経営難や賃金未払い問題、さらに巨額詐欺疑惑で波紋が広がる芸能事務所ONE HUNDREDを率いる実業家チャ・ガウォン氏を巡り、ラッパー兼プロデューサーのMCモンに103億ウォン(約10億3000万円)相当の高額プレゼントを贈ったとの疑惑が浮上した。
チャ氏はMCモンと共にONE HUNDREDを設立した人物で、同社には「THE BOYZ」が所属するほか、傘下には「EXO-CBX」のBAEKHYUN、CHEN、XIUMINらが所属している。
15日、YouTubeチャンネル「芸能裏統領イ・ジノ」では、MCモンがチャ代表から受け取ったとされるプレゼントの一覧が公開された。
公開された手書きのリストには、超高級車や高級時計、高額家電、家具などが並び、その総額は103億ウォンに達するとされている。
リストには、ロールス・ロイス・カリナン(7億ウォン=約7000万円)、フェラーリ・ローマ(3億ウォン=約3000万円)、ロールス・ロイス・スペクター(5億ウォン=約5000万円)、メルセデス・ベンツGクラス・クラシック(5億ウォン=約5000万円)といった高級車が含まれていた。
さらに、高級腕時計のリシャール・ミル(50億ウォン=約5億円)、パテック フィリップ ティファニー(3億ウォン=約3000万円)、オーデマ ピゲのゴールドモデル(3億ウォン=約3000万円)のほか、ベッド(1億ウォン=約1000万円)、Bang & Olufsen製テレビ(5000万ウォン=約500万円)、LGのロールアップテレビ(1億ウォン=約1000万円)、家具(5億ウォン=約5000万円)、宝石類(10億ウォン=約1億円)、保証金(10億ウォン=約1億円)なども記載されていたという。
これに対しMCモン側は、チャ代表が後に一部のプレゼントを売却、または回収したと主張していると伝えられている。ただし、一部の品物については現在も保有しているとされる。
問題は、その時期と会社の経営状況だ。
現在、チャ代表が率いるONE HUNDREDやBIG PLANET MADEでは、経営難により3か月以上にわたり従業員の給与や4大保険料の支払いが滞っていると報じられている。
また、警備会社やミュージックビデオ制作会社、清掃業者など協力会社への未払い代金も数億ウォン規模に達しているという。
こうした状況の中で、仮に100億ウォンを超える高額プレゼントの提供が事実であれば、賃金未払い問題を巡る批判はさらに強まる可能性がある。
一方で、論争はMCモンだけにとどまらなかった。
最近、本紙に寄せられた情報提供によると、歌手のBAEKHYUNもチャ代表との関係が深まった時期から高級ブランド製品の着用が目立つようになったとして、チャ代表から何らかの贈り物を受けていたのではないかとの憶測が浮上しているという。
情報提供では、BAEKHYUNがMCモンのプレゼントリストに含まれていたテレビや、チャ代表が最近出演したMBCの調査報道番組「PD手帳」で映り込んだ家具と同じ製品を所有しているのではないかとの指摘もあったという。
ただし、現時点でBAEKHYUNがチャ代表からプレゼントを受け取ったことを示す具体的な証拠は確認されておらず、あくまで情報提供者による主張の段階だ。
チャ代表とBAEKHYUNは、チャリティーイベントなどの公式行事以外でも同行する姿がたびたび目撃されてきた。

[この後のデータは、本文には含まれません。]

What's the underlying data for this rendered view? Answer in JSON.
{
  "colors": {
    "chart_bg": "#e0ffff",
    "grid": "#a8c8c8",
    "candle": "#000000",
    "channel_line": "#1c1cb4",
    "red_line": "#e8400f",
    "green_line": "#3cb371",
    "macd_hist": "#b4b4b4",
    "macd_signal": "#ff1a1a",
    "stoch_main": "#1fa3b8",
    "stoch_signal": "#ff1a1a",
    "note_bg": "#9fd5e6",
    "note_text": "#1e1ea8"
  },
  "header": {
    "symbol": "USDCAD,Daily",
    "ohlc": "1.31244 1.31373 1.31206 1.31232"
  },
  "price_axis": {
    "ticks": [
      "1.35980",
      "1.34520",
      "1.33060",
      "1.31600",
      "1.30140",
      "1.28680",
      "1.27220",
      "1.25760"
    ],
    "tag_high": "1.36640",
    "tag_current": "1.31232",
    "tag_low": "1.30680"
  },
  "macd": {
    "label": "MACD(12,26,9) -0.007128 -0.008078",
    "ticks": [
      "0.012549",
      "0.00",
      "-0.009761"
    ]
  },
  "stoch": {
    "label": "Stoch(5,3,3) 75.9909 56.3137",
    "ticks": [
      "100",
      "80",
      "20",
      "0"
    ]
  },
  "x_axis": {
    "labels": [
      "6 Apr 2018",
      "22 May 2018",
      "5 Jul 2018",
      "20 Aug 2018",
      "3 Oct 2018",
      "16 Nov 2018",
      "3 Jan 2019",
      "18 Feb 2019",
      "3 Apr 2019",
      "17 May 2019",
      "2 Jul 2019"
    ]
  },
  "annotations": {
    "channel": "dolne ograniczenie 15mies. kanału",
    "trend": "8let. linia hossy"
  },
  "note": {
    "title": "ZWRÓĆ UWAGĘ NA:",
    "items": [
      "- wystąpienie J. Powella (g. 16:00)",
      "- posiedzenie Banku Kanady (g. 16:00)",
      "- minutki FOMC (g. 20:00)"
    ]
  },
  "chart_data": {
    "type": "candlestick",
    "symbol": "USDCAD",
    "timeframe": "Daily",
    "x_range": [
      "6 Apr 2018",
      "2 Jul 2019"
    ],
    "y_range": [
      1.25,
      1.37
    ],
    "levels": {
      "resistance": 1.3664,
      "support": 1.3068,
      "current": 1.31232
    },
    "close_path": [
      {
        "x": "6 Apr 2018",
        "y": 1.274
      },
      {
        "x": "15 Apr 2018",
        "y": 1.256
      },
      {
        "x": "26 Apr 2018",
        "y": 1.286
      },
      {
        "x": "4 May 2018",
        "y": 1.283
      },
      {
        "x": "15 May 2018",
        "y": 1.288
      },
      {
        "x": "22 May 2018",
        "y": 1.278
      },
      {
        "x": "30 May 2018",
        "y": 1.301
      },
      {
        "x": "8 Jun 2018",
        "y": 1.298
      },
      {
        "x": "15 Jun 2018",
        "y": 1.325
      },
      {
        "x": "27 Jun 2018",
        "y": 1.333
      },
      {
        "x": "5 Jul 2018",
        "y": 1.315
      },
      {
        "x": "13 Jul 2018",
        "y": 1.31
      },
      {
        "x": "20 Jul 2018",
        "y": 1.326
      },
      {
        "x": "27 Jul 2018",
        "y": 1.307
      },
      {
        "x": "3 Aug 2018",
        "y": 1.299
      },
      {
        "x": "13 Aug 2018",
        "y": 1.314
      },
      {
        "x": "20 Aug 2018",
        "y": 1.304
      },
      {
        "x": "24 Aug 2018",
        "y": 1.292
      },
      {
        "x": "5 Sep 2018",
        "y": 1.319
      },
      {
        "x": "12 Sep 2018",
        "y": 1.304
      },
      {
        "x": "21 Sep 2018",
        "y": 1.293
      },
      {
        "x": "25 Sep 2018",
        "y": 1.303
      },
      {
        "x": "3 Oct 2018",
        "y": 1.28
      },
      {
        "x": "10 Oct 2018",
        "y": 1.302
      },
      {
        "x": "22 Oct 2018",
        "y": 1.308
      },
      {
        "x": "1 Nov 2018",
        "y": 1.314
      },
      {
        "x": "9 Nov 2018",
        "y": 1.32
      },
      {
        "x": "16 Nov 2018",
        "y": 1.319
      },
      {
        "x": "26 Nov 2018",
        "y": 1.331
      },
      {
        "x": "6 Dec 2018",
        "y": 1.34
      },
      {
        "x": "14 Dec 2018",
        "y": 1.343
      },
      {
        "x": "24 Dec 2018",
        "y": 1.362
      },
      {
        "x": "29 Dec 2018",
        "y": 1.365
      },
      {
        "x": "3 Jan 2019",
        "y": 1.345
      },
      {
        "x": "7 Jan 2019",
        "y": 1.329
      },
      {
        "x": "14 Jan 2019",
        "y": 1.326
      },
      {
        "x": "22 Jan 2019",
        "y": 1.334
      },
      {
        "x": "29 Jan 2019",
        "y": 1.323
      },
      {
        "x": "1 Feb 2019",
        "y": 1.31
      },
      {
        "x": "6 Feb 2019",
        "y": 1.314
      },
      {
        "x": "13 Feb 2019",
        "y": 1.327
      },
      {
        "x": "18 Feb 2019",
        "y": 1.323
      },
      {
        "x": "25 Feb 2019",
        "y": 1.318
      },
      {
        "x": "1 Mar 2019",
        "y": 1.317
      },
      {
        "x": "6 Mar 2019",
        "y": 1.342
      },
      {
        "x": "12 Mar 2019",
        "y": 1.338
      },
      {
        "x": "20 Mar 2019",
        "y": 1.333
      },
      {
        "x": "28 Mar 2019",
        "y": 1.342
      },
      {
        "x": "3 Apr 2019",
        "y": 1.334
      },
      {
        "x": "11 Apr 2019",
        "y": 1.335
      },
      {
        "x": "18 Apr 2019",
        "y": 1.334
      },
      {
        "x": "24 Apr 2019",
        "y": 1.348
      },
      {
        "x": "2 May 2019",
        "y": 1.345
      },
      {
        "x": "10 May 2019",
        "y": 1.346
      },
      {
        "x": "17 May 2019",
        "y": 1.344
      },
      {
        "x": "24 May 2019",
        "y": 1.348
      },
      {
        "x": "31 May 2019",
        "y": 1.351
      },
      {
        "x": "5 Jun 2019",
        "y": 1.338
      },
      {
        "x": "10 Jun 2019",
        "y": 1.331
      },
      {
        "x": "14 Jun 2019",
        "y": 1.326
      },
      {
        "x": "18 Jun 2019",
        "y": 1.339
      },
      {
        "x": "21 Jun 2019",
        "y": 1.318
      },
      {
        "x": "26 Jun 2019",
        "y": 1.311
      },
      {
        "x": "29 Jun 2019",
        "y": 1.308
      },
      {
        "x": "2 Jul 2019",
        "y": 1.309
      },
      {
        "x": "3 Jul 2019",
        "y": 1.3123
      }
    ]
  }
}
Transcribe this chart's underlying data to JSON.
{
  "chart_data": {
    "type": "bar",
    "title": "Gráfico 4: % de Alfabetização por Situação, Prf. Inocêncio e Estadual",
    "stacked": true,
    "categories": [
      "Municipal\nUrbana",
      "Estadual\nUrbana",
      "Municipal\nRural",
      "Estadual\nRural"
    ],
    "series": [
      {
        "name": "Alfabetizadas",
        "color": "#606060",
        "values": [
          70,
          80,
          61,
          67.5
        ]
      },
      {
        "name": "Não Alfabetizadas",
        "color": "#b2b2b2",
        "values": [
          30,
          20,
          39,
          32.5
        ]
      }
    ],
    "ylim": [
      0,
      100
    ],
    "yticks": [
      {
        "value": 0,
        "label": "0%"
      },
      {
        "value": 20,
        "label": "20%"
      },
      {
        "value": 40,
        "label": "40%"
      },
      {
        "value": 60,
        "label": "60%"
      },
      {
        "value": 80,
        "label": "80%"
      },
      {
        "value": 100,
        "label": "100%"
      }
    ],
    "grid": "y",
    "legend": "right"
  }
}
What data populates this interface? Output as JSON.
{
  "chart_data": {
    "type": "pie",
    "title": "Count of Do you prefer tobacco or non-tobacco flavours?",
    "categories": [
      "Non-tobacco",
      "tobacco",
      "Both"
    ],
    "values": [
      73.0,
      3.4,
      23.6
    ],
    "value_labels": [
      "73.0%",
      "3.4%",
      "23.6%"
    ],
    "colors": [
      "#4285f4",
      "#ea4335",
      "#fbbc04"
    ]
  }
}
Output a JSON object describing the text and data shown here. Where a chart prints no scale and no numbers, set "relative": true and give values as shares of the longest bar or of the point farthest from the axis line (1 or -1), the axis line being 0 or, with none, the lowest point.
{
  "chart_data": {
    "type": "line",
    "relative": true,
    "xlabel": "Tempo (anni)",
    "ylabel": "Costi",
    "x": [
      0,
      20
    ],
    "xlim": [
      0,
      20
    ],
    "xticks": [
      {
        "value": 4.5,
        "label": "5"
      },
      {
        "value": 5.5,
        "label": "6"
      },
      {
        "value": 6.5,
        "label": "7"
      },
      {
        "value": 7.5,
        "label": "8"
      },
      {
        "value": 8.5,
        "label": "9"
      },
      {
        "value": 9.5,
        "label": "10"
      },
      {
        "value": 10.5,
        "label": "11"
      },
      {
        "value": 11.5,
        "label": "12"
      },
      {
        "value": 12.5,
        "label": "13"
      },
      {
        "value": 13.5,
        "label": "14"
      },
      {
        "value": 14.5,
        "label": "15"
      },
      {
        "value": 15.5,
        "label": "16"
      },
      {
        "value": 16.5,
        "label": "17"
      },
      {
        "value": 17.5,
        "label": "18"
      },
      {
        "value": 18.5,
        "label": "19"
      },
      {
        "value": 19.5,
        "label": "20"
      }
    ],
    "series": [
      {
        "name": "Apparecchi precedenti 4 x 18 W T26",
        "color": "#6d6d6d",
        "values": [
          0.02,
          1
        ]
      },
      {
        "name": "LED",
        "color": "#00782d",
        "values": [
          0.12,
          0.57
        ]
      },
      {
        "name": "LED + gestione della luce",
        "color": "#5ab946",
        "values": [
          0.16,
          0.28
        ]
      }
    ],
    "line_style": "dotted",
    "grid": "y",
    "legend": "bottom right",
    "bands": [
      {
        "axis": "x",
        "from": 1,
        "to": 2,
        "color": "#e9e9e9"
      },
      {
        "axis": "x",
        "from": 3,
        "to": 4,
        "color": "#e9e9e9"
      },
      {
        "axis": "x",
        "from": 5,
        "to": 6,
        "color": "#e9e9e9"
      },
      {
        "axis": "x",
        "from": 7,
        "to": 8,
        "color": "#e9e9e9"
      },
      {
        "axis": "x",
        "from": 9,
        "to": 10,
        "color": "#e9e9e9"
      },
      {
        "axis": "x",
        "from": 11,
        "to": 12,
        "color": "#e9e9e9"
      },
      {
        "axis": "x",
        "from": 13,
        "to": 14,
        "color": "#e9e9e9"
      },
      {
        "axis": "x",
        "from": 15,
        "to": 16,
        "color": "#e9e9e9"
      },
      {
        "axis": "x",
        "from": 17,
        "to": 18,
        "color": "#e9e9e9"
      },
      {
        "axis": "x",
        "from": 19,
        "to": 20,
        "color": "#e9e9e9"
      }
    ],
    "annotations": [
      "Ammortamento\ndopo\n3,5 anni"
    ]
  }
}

また、チャ代表自身も過去にBAEKHYUNとの関係について「家族以上に近い関係」と語っていた。
チャ代表は2024年の緊急記者会見で『BAEKHYUNと私、そしてMCモンは家族以上に近い関係だ。私はBIG PLANET MADEの最大株主であり投資家だ。ONE HUNDREDがINB100を吸収し、レーベルが1つ増えた。BAEKHYUNとは非常に親しい姉弟のような関係だ』と説明していた。
そんな中、警察は15日、約300億ウォン(約30億円)規模の詐欺疑惑が持たれているチャ代表に対し、拘束令状を申請した。
チャ代表は、自身が運営する芸能事務所所属アーティストの知的財産権(IP)を活用した事業を株式会社NOMUSに提案し、契約締結後に242億ウォン(約24億2000万円)の前渡金を受け取ったにもかかわらず、実際には事業を履行しなかった疑いが持たれている。
さらに、知人らとのチョンセ(韓国独自の高額保証金賃貸制度)契約を巡り、保証金を受け取った後に契約を履行しなかった疑いについても捜査を受けている。
賃金未払い問題に加え、100億ウォン規模の高額プレゼント疑惑、さらに300億ウォン規模の詐欺疑惑まで重なったことで、チャ代表を巡る論争は今後さらに拡大する可能性がある。